Hoje, as crianças são prisioneiras de escolas ou de apartamentos minúsculos onde são enclausuradas e, independente da qualidade da clausura, têm seus atos controlados o que as impedem de exercer sua criatividade, ousadia e a vontade de aprender por si só. As crianças são criadas, ou como pequenos adultos ou como bichinhos de estimação e não como crianças que são.
O que mais se vê são crianças com agendas plenas de atividades que talvez não sejam de seus interesses. Aulas formais, atividades paralelas (natação, aprender instrumento musical, aulas de reforço) preenchem o dia das crianças onde brincar parece não fazer parte da agenda.
Importante seriam nossas autoridades acompanharem o que está acontecendo na China, Finlândia, Polônia, Singapura em relação à educação infantil.
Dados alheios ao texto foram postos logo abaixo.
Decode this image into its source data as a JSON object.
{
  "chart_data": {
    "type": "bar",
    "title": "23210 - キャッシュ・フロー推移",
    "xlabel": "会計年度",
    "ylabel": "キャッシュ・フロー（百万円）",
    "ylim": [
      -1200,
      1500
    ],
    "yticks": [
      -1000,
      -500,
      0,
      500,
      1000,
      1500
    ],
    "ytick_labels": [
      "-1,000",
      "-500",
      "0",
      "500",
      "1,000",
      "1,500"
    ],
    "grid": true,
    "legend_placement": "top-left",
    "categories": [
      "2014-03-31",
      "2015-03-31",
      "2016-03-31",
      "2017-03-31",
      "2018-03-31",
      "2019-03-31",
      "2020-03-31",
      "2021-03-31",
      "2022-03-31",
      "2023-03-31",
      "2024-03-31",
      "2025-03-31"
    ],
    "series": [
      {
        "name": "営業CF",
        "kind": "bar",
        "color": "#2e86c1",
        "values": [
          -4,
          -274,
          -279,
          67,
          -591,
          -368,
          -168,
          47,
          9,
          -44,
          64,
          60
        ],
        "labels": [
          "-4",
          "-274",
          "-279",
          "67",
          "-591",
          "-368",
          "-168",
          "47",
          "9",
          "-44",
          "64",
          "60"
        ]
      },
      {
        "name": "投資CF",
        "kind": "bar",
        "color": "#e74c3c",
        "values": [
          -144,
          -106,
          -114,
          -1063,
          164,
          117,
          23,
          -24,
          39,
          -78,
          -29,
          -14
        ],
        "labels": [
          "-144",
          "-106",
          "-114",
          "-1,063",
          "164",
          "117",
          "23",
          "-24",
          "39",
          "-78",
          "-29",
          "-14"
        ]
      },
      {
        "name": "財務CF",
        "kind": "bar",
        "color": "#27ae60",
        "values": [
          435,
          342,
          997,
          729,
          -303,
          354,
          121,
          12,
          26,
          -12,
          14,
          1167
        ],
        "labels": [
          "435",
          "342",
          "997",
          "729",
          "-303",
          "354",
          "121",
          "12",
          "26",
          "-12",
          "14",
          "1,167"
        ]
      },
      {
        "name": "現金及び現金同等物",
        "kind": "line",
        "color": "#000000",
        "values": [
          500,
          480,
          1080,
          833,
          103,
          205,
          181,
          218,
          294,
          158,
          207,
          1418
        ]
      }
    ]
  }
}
A formação básica das crianças não depende da realização de exames para se medir o conhecimento, mas importante é a parte lúdica do processo, o ensinar o exercício pleno da cidadania, deixar as crianças serem apenas aquilo que elas são.
Crianças!
Um exemplo que salta aos olhos está ligado ao futebol. Nos anos 60 e 70 do século passado o Brasil era um país pleno de grandes jogadores. Pelé, Garrincha, Didi, Zito, Carlos Alberto, entre outros tão importantes quanto, foram gestados em campos de futebol de várzea que existiam em profusão pelo país. Ali nasciam os jogadores que encantariam os brasileiros nas copas de 1958, 1962, 1970. Hoje, a especulação imobiliária expulsou os campos de futebol da periferia e com isto surgiram as escolinhas de futebol que acabaram com a criatividade do futebol engessando em regras e regulamentos os jovens aprendizes de uma arte em que o Brasil já foi o mais efetivo representante.
Se do futebol não sobrou grandes esperanças, restaram cabelos coloridos, brincos e argolas em profusão, chuteiras de grife e com cores chamativas e muito dinheiro para quem é muito mais artista do que jogador; sem esquecer os helicópteros e as mulheres deslumbrantes a tiracolo e quase sempre descartadas de forma generosa.
O mundo, realmente, está muito chato!